Laura Ungar of the Louisville Courier Journal reported in March that one in 56 Kentucky births in 2014-16 were to mothers with a history of hepatitis C, and that those births more than quadrupled between 2010 and 2016, from 260 to 1,057. The national rate in 2015 was one in 308.  Hepatitis C can be transmitted from mother to baby during childbirth. Kentucky passed a law this year that requires all pregnant women to be tested for the disease, with the results added to the child's records. It also recommends that the child be tested at 24 months if the mother tests positive.

Kentucky is also experiencing an outbreak of hepatitis A, reported by the state health commissioner as "the worst on record across the nation and in Kentucky." As of June 30, Kentucky has had 1,034  cases of hepatitis A since the outbreak began almost one year ago in August, 603 hospitalizations and seven deaths.
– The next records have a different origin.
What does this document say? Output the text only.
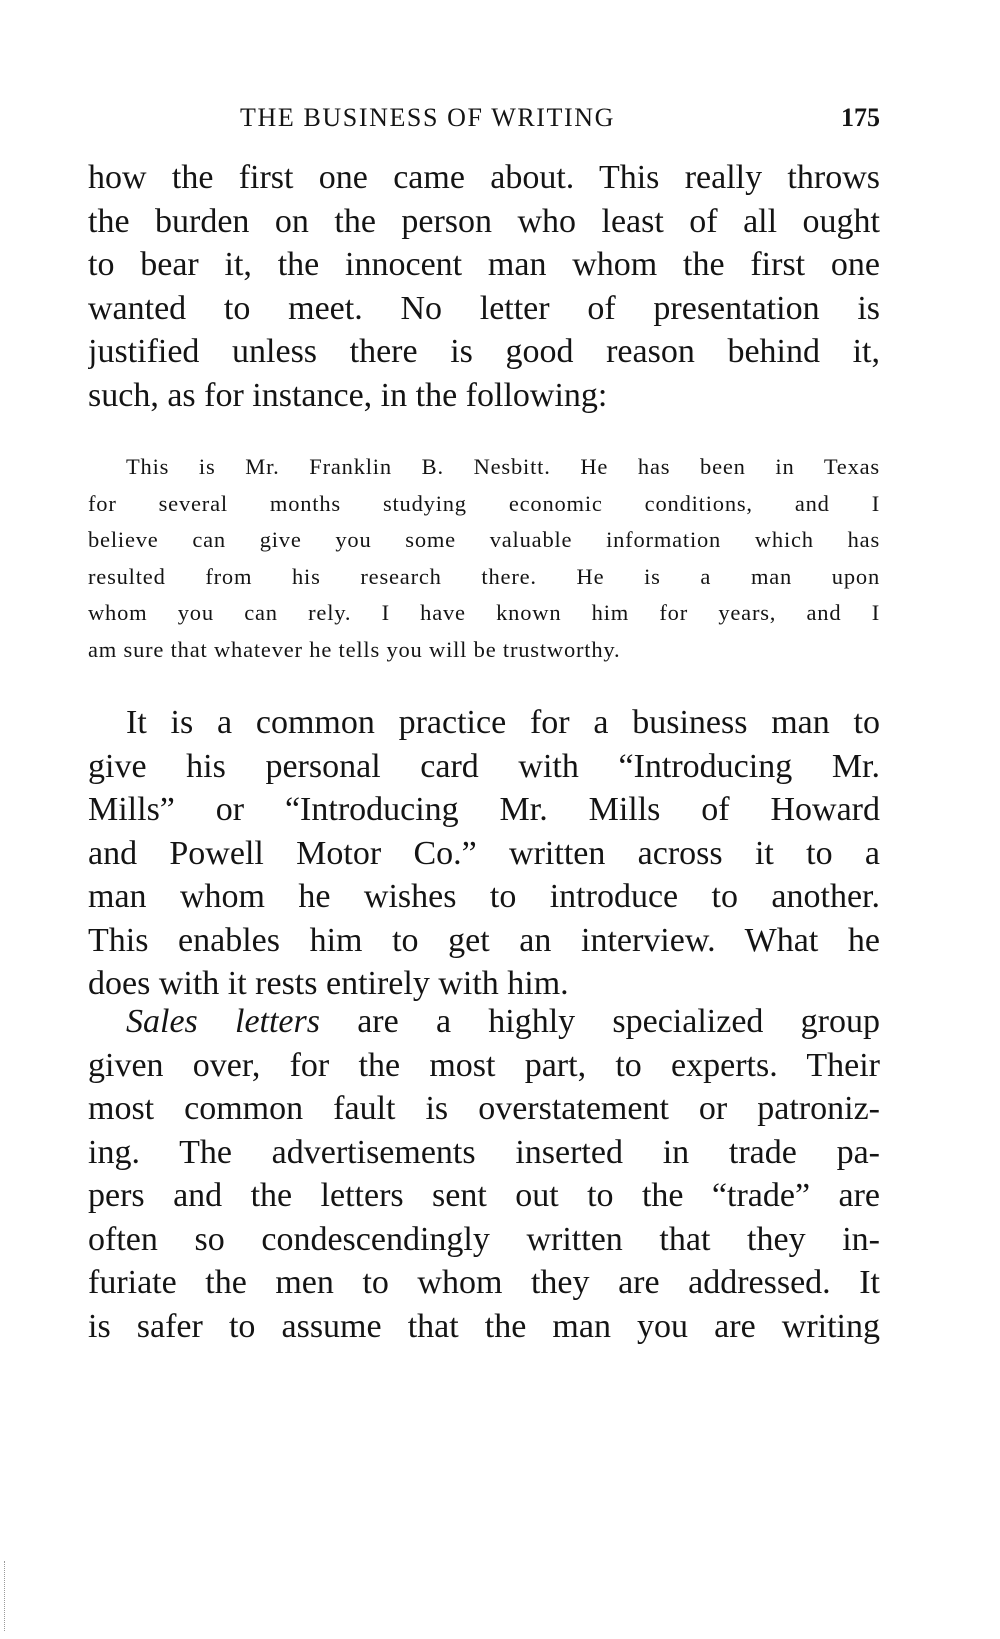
THE BUSINESS OF WRITING	175
how the first one came about. This really throws
the burden on the person who least of all ought
to bear it, the innocent man whom the first one
wanted to meet. No letter of presentation is
justified unless there is good reason behind it,
such, as for instance, in the following:
This is Mr. Franklin B. Nesbitt. He has been in Texas
for several months studying economic conditions, and I
believe can give you some valuable information which has
resulted from his research there. He is a man upon
whom you can rely. I have known him for years, and I
am sure that whatever he tells you will be trustworthy.
It is a common practice for a business man to
give his personal card with “Introducing Mr.
Mills” or “Introducing Mr. Mills of Howard
and Powell Motor Co.” written across it to a
man whom he wishes to introduce to another.
This enables him to get an interview. What he
does with it rests entirely with him.
Sales letters are a highly specialized group
given over, for the most part, to experts. Their
most common fault is overstatement or patroniz-
ing. The advertisements inserted in trade pa-
pers and the letters sent out to the “trade” are
often so condescendingly written that they in-
furiate the men to whom they are addressed. It
is safer to assume that the man you are writing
Most of Kentucky's cases have been among the homeless and drug users.

Topics for the conference will include the national hepatitis action plan; hepatitis infections related to the growing opioid epidemic; Kentucky's opioid response efforts; best practices for screening, diagnosing and linking patients to care; innovative interventions to address hepatitis outbreaks; perinatal transmission of hepatitis; Medicaid and hepatitis treatment in Kentucky; and a session on mobilizing community action. The draft agenda and a biography of each speaker can be found on the registration website.